1. Please refer to the circular FIDD.CO.Plan.BC.08/04.09.01/2018-19 dated September 21, 2018 on co-origination of loans by banks and NBFCs for lending to priority sector. The arrangement entailed joint contribution of credit at the facility level by both the lenders as also sharing of risks and rewards.

2. Based on the feedback received from the stakeholders and to better leverage the respective comparative advantages of the banks and NBFCs in a collaborative effort, it has been decided to provide greater operational flexibility to the lending institutions, while requiring them to conform to the regulatory guidelines on outsourcing, KYC, etc. The primary focus of the revised scheme, rechristened as "Co-Lending Model" (CLM), is to improve the flow of credit to the unserved and underserved sector of the economy and make available funds to the ultimate beneficiary at an affordable cost, considering the lower cost of funds from banks and greater reach of the NBFCs. Detailed features of the CLM are furnished in the Annex.

3. In terms of the CLM, banks are permitted to co-lend with all registered NBFCs (including HFCs) based on a prior agreement. The co-lending banks will take their share of the individual loans on a back-to-back basis in their books. However, NBFCs shall be required to retain a minimum of 20 per cent share of the individual loans on their books.

4. The banks and NBFCs shall formulate Board approved policies for entering into the CLM and place the approved policies on their websites. Based on their Board approved policies, a Master Agreement may be entered into between the two partner institutions which shall inter-alia include, terms and conditions of the arrangement, the criteria for selection of partner institutions, the specific product lines and areas of operation, along with provisions related to segregation of responsibilities as well as customer interface and protection issues, as detailed in the Annex.

5. The Master Agreement may provide for the banks to either mandatorily take their share of the individual loans originated by the NBFCs in their books as per the terms of the agreement, or to retain the discretion to reject certain loans after their due diligence prior to taking in their books, subject to the conditions specified in the Annex.

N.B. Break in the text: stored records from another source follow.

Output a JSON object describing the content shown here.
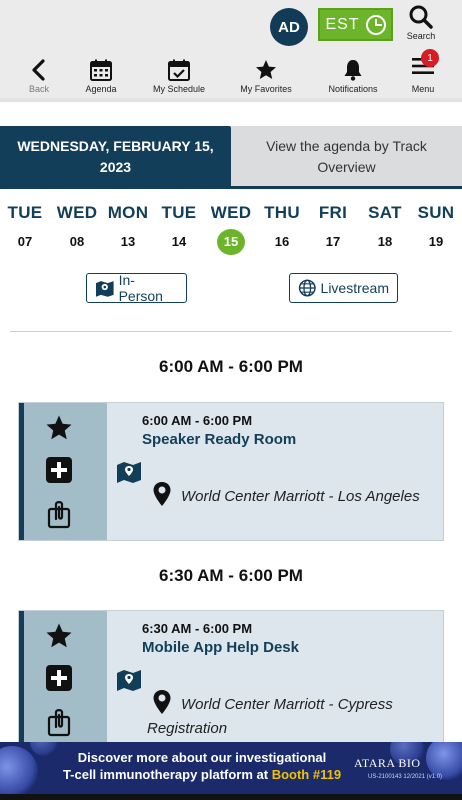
{
  "header": {
    "avatar_initials": "AD",
    "timezone_label": "EST",
    "search_label": "Search",
    "nav": [
      {
        "label": "Back",
        "icon": "back-arrow-icon"
      },
      {
        "label": "Agenda",
        "icon": "calendar-icon"
      },
      {
        "label": "My Schedule",
        "icon": "calendar-check-icon"
      },
      {
        "label": "My Favorites",
        "icon": "star-icon"
      },
      {
        "label": "Notifications",
        "icon": "bell-icon"
      },
      {
        "label": "Menu",
        "icon": "hamburger-icon",
        "badge": "1"
      }
    ]
  },
  "tabs": {
    "active": "WEDNESDAY, FEBRUARY 15, 2023",
    "inactive": "View the agenda by Track Overview"
  },
  "dates": [
    {
      "dow": "TUE",
      "num": "07"
    },
    {
      "dow": "WED",
      "num": "08"
    },
    {
      "dow": "MON",
      "num": "13"
    },
    {
      "dow": "TUE",
      "num": "14"
    },
    {
      "dow": "WED",
      "num": "15",
      "selected": true
    },
    {
      "dow": "THU",
      "num": "16"
    },
    {
      "dow": "FRI",
      "num": "17"
    },
    {
      "dow": "SAT",
      "num": "18"
    },
    {
      "dow": "SUN",
      "num": "19"
    }
  ],
  "filters": {
    "in_person": "In-Person",
    "livestream": "Livestream"
  },
  "sessions": [
    {
      "group_time": "6:00 AM - 6:00 PM",
      "time": "6:00 AM - 6:00 PM",
      "title": "Speaker Ready Room",
      "location": "World Center Marriott - Los Angeles"
    },
    {
      "group_time": "6:30 AM - 6:00 PM",
      "time": "6:30 AM - 6:00 PM",
      "title": "Mobile App Help Desk",
      "location": "World Center Marriott - Cypress Registration"
    }
  ],
  "banner": {
    "line1": "Discover more about our investigational",
    "line2_prefix": "T-cell immunotherapy platform at ",
    "line2_booth": "Booth #119",
    "brand": "ATARA BIO",
    "fine": "US-2100143 12/2021 (v1.0)"
  },
  "colors": {
    "primary": "#123e5a",
    "accent_green": "#6cb52a",
    "badge_red": "#d91c24",
    "card_bg": "#dce6ec",
    "icon_col_bg": "#a2bcc8",
    "banner_bg": "#1a2a6b",
    "booth_yellow": "#f2c200"
  }
}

6. The banks can claim priority sector status in respect of their share of credit while engaging in the CLM adhering to the specified conditions.

7. The CLM shall not be applicable to foreign banks (including WOS) with less than 20 branches.

8. This circular supersedes the circular FIDD.CO.Plan.BC.08/04.09.01/2018-19 dated September 21, 2018. However, outstanding loans in terms of the circular ibid would continue to be classified under priority sector till their repayment or maturity, whichever is earlier.